Тамара не отняла руки, её глаза удивлённо расширились.
— Слышишь, Тамара?
Она кивнула:
— В самом деле, как турбина.
— Это моё сердце тяжело дышит от усталости. Врачи говорят, что это шумы в сердце, стенокардия и так далее, но я-то знаю: оно устало от одиночества! Я одинок, как единственный глаз у идущего к слепым человека! Знаешь, кто сказал?

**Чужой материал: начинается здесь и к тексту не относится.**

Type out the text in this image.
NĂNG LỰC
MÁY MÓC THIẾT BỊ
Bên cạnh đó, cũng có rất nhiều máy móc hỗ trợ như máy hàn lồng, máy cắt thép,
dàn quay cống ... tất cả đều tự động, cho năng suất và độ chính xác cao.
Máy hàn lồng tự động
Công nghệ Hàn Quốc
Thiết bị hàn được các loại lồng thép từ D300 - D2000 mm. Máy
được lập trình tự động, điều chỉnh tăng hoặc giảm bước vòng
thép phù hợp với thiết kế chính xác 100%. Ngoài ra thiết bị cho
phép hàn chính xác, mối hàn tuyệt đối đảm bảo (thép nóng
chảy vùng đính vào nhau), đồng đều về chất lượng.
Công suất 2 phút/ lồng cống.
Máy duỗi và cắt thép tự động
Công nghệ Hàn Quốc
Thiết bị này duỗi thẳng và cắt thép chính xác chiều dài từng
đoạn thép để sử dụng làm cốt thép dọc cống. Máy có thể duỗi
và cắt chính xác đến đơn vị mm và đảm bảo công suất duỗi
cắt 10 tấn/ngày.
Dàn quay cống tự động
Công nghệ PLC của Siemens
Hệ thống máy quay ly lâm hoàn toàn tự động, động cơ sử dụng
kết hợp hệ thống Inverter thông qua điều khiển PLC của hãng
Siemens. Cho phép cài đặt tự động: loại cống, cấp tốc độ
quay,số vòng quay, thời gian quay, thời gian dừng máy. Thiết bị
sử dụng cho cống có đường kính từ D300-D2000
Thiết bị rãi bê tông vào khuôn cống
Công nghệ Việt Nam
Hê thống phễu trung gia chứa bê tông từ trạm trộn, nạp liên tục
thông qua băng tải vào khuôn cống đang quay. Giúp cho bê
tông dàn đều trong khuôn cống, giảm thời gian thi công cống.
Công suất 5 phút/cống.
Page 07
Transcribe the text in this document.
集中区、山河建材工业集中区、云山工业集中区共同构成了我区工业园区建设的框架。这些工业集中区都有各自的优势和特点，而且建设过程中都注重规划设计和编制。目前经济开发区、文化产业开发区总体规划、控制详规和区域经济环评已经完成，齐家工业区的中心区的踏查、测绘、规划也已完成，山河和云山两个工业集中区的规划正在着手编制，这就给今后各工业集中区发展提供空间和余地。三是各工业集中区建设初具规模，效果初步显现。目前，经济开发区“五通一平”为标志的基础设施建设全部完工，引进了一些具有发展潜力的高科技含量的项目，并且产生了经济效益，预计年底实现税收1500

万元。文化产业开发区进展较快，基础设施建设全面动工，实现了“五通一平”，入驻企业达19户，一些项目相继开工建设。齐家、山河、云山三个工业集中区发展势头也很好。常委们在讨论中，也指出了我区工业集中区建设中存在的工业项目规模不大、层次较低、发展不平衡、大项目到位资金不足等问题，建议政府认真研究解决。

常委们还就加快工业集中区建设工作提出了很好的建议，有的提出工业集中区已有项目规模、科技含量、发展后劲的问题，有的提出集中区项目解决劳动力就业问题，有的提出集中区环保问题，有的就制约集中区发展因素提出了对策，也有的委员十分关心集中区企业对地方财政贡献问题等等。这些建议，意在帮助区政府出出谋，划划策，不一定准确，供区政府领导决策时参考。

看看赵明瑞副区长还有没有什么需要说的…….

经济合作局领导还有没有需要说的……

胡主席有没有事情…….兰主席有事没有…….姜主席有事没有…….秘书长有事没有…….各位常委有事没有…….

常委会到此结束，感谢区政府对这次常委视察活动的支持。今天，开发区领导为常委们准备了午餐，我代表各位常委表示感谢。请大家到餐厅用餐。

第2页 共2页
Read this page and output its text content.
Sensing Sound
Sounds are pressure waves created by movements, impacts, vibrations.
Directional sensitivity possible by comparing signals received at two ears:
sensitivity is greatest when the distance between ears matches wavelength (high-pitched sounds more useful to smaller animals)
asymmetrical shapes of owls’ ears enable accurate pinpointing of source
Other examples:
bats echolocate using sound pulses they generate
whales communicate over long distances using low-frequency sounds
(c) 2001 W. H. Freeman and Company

Тамара закивала, не сводя глаз с Бусыгина, но оказалось, что её кивки означали лишь готовность к сочувствию:
— Вы?
— Я бы обязательно так сказал, если бы задолго до меня этого не написал Маяковский.
— Я так и подумала. Маяковский.
— А что же не сказала?
— Не знаю.
Когда всё было допито и съедено, Школьников вышел по нужде и Пётр Андреевич, тяжело поднявшись, отправился за ним следом. Пока тот мыл руки, Бусыгин подошёл сзади.
— Слушай, Исаич, а поехали к тебе? Тут больше делать нечего, скоро они закроются. С Тамарой я уже договорился, она согласна. Поехали, а? Я бы вас к себе пригласил, но у меня дома супруга, это не вариант, сам понимаешь…
Школьников начал было бормотать, что у него не убрано, ему неудобно, но подняв глаза к зеркалу над раковиной, увидел нависшую над ним фигуру Петра Андреевича с раскрасневшимся от выпитого лицом громовержца и понял, что возражать бесполезно. Всё будет так, как решил Бусыгин, иначе быть просто не может. Ему остаётся только согласиться.
Они уже вызвали такси, когда с левой руки Бусыгина раздался знакомый Школьникову писк. На этот раз он не хотел прекращаться, сколько Пётр Андреевич, рыча от ярости, не жал на кнопки, и не унимался до тех пор, пока Бусыгин, вконец рассвирепев, не шарахнул браслетом о стол.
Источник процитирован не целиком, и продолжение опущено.